A truce was called in February between Assad's forces and a coalition of rebels but has since begun to break down, particularly in the besieged city of Aleppo where nearly 250 people have been killed in the last 10 days.
In the calls, Kerry dismissed Russian and regime claim that the Aleppo strikes were targeting the Al-Nusra Front, a jihadist force that is not party to the ceasefire.
"The secretary made clear that we urged Russia to take steps to stop regime violations, especially its indiscriminate aerial attacks in Aleppo," Kirby said.
Aleppo was left out of a new temporary US-Russian brokered truce that appeared to be holding in the regime stronghold of Latakia as well as Damascus and the nearby rebel bastion of Eastern Ghouta.
A new round of UN-backed peace talks is set to start on May 10 in Geneva.
In Aleppo's rebel-held east, dozens of civilians left the battered Bustan al-Qasr district early Saturday, an AFP correspondent said.
"The situation has become unbearable," Abu Mohammed said as he prepared to flee with his wife and five children. "Everything is paralysed."
Russia said that it would not ask Damascus to halt air raids on Aleppo.

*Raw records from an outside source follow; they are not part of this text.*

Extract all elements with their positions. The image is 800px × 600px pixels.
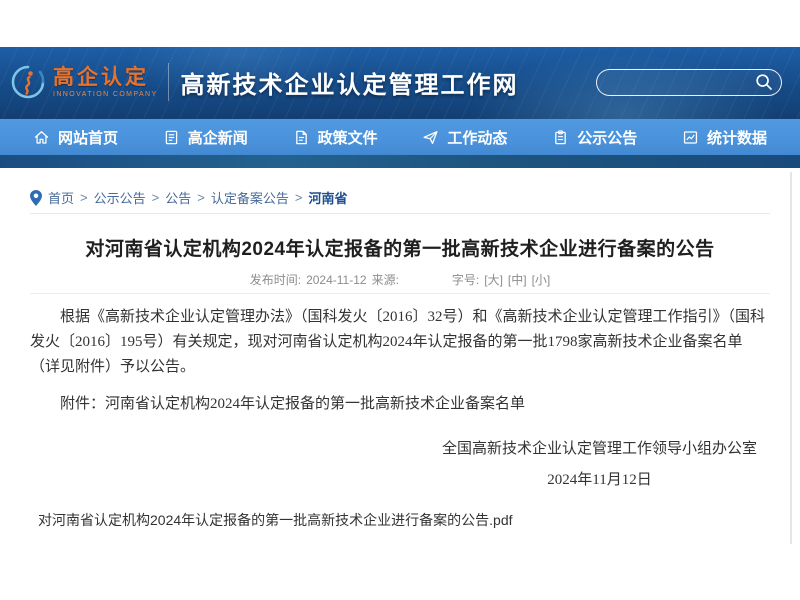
site-logo-text: 高企认定 INNOVATION COMPANY (53, 67, 158, 98)
nav-item-label: 统计数据 (707, 127, 767, 148)
breadcrumb-divider (30, 213, 770, 214)
pdf-attachment-link[interactable]: 对河南省认定机构2024年认定报备的第一批高新技术企业进行备案的公告.pdf (38, 510, 513, 530)
article-body: 根据《高新技术企业认定管理办法》（国科发火〔2016〕32号）和《高新技术企业认… (30, 305, 768, 380)
breadcrumb-item-henan[interactable]: 河南省 (308, 188, 347, 207)
fontsize-label: 字号: (452, 271, 479, 288)
breadcrumb-separator: > (295, 190, 303, 205)
source-label: 来源: (372, 271, 399, 288)
fontsize-small-button[interactable]: [小] (532, 271, 551, 288)
clipboard-icon (552, 129, 569, 146)
site-header: 高企认定 INNOVATION COMPANY 高新技术企业认定管理工作网 (0, 47, 800, 119)
breadcrumb: 首页 > 公示公告 > 公告 > 认定备案公告 > 河南省 (30, 188, 347, 207)
signature-office: 全国高新技术企业认定管理工作领导小组办公室 (442, 440, 757, 458)
nav-item-label: 高企新闻 (188, 127, 248, 148)
meta-divider (30, 293, 770, 294)
send-icon (422, 129, 439, 146)
content-scrollbar[interactable] (790, 172, 792, 544)
search-input[interactable] (609, 74, 755, 90)
breadcrumb-item-announcement[interactable]: 公告 (165, 188, 191, 207)
nav-item-dynamics[interactable]: 工作动态 (422, 127, 507, 148)
nav-item-policy[interactable]: 政策文件 (293, 127, 378, 148)
publish-time-label: 发布时间: (250, 271, 301, 288)
article-paragraph: 根据《高新技术企业认定管理办法》（国科发火〔2016〕32号）和《高新技术企业认… (30, 305, 768, 380)
signature-date: 2024年11月12日 (442, 471, 757, 489)
nav-item-home[interactable]: 网站首页 (33, 127, 118, 148)
page-title: 对河南省认定机构2024年认定报备的第一批高新技术企业进行备案的公告 (30, 234, 770, 261)
header-bottom-strip (0, 155, 800, 168)
breadcrumb-separator: > (80, 190, 88, 205)
nav-item-label: 公示公告 (577, 127, 637, 148)
article-meta: 发布时间: 2024-11-12 来源: 字号: [大] [中] [小] (30, 271, 770, 288)
nav-item-news[interactable]: 高企新闻 (163, 127, 248, 148)
home-icon (33, 129, 50, 146)
fontsize-large-button[interactable]: [大] (484, 271, 503, 288)
site-logo-icon (10, 64, 46, 100)
signature-block: 全国高新技术企业认定管理工作领导小组办公室 2024年11月12日 (442, 440, 757, 489)
fontsize-medium-button[interactable]: [中] (508, 271, 527, 288)
attachment-line: 附件：河南省认定机构2024年认定报备的第一批高新技术企业备案名单 (30, 392, 770, 413)
breadcrumb-item-notices[interactable]: 公示公告 (94, 188, 146, 207)
bar-chart-icon (682, 129, 699, 146)
logo-subtitle: INNOVATION COMPANY (53, 91, 158, 98)
nav-item-announcements[interactable]: 公示公告 (552, 127, 637, 148)
location-pin-icon (30, 190, 42, 206)
breadcrumb-item-home[interactable]: 首页 (48, 188, 74, 207)
breadcrumb-separator: > (197, 190, 205, 205)
breadcrumb-separator: > (152, 190, 160, 205)
logo-title: 高企认定 (53, 67, 158, 88)
nav-item-label: 工作动态 (447, 127, 507, 148)
nav-item-statistics[interactable]: 统计数据 (682, 127, 767, 148)
search-box[interactable] (596, 69, 782, 96)
nav-item-label: 政策文件 (318, 127, 378, 148)
news-icon (163, 129, 180, 146)
breadcrumb-item-filing-notices[interactable]: 认定备案公告 (211, 188, 289, 207)
logo-divider (168, 63, 169, 101)
search-icon[interactable] (755, 73, 773, 91)
nav-item-label: 网站首页 (58, 127, 118, 148)
policy-doc-icon (293, 129, 310, 146)
publish-time-value: 2024-11-12 (306, 273, 367, 287)
site-title: 高新技术企业认定管理工作网 (181, 65, 519, 100)
main-nav: 网站首页 高企新闻 政策文件 工作动态 公示公告 统计数据 (0, 119, 800, 155)
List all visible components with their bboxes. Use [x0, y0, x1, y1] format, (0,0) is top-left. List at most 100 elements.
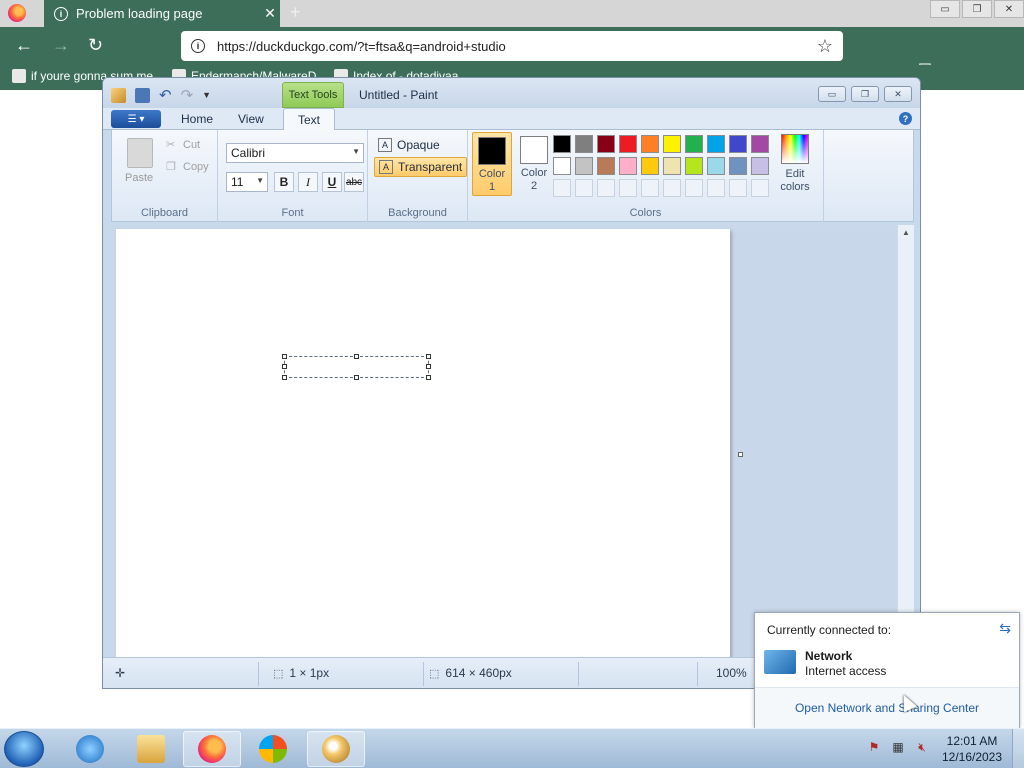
- edit-colors-button[interactable]: Edit colors: [775, 134, 815, 194]
- close-button[interactable]: ✕: [994, 0, 1024, 18]
- bold-button[interactable]: B: [274, 172, 294, 192]
- back-arrow-icon[interactable]: ←: [15, 35, 33, 55]
- palette-empty-slot[interactable]: [619, 179, 637, 197]
- palette-color-swatch[interactable]: [553, 157, 571, 175]
- paint-title-bar[interactable]: ↶ ↷ ▼ Text Tools Untitled - Paint ▭ ❐ ✕: [103, 78, 920, 108]
- site-info-icon[interactable]: i: [191, 39, 205, 53]
- palette-empty-slot[interactable]: [685, 179, 703, 197]
- palette-empty-slot[interactable]: [597, 179, 615, 197]
- qat-dropdown-icon[interactable]: ▼: [202, 90, 211, 100]
- vertical-scrollbar[interactable]: ▲: [897, 225, 914, 657]
- tab-home[interactable]: Home: [181, 112, 213, 126]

"No, we are not going to put pressure on (Damascus) because one must understand that the situation in Aleppo is part of this fight against the terrorist threat," Deputy Foreign Minister Gennady Gatilov said.
At least 246 civilians have died in shelling, rocket fire and air strikes in both sides of the city since April 22, the Syrian Observatory for Human Rights said.
At least 10 civilians died in rebel-controlled areas on Saturday, according to the civil defence.
The violence in Aleppo has severely tested the February 27 truce between the regime and non-jihadist rebels intended to pave the way to an end to the five-year conflict.
The few people out on the streets watched the sky anxiously for regime aircraft, running for shelter when one launched a new raid.
The Britain-based Observatory, which relies on a network of sources on the ground, reported 28 air strikes on eastern neighbourhoods.
But in its daily report on Syria, Russia's defence ministry said it had recorded only "three ceasefire violations in the city of Aleppo", blaming them all on the rebels.
The SANA state news agency said shelling of western government-held neighbourhoods killed three civilians, including a child, and blamed Al-Qaeda affiliate Al-Nusra Front and its allies.
A pro-government newspaper said Thursday the army was preparing an offensive to recapture all of Aleppo and the surrounding province.
Hospitals have also been bombed in nine days of escalating violence in Aleppo.
Four medical facilities were hit Friday on both sides of the front line, the International Committee of the Red Cross said.
A raid on Wednesday hit a hospital supported by Doctors Without Borders and the Red Cross as well as nearby housing, killing 30 people and sparking an international outcry.
On other fronts, fighting halted at 1:00 am Saturday (2200 GMT Friday) in a "freeze" set to last for 24 hours in Damascus and Eastern Ghouta, and 72 hours in Latakia.
Humanitarian convoys carrying food and medicine meanwhile entered the besieged rebel-held towns of Madaya and Zabadani, northwest of Damascus, on Saturday, the Red Cross said.
At the same time, trucks entered the besieged government-held towns of Fuaa and Kafraya, southwest of Aleppo.
Madaya became infamous in late 2015 after dozens died of starvation there.
Anas al-Abdeh, head of the Istanbul-based opposition National Coalition, Saturday accused the regime of "war crimes and crimes against humanity" in Aleppo.
Human Rights Watch also said the air strikes on medical facilities in the city "may amount to war crimes".
Qatar called for an emergency Arab League meeting, and Saudi Arabia condemned the regime strikes.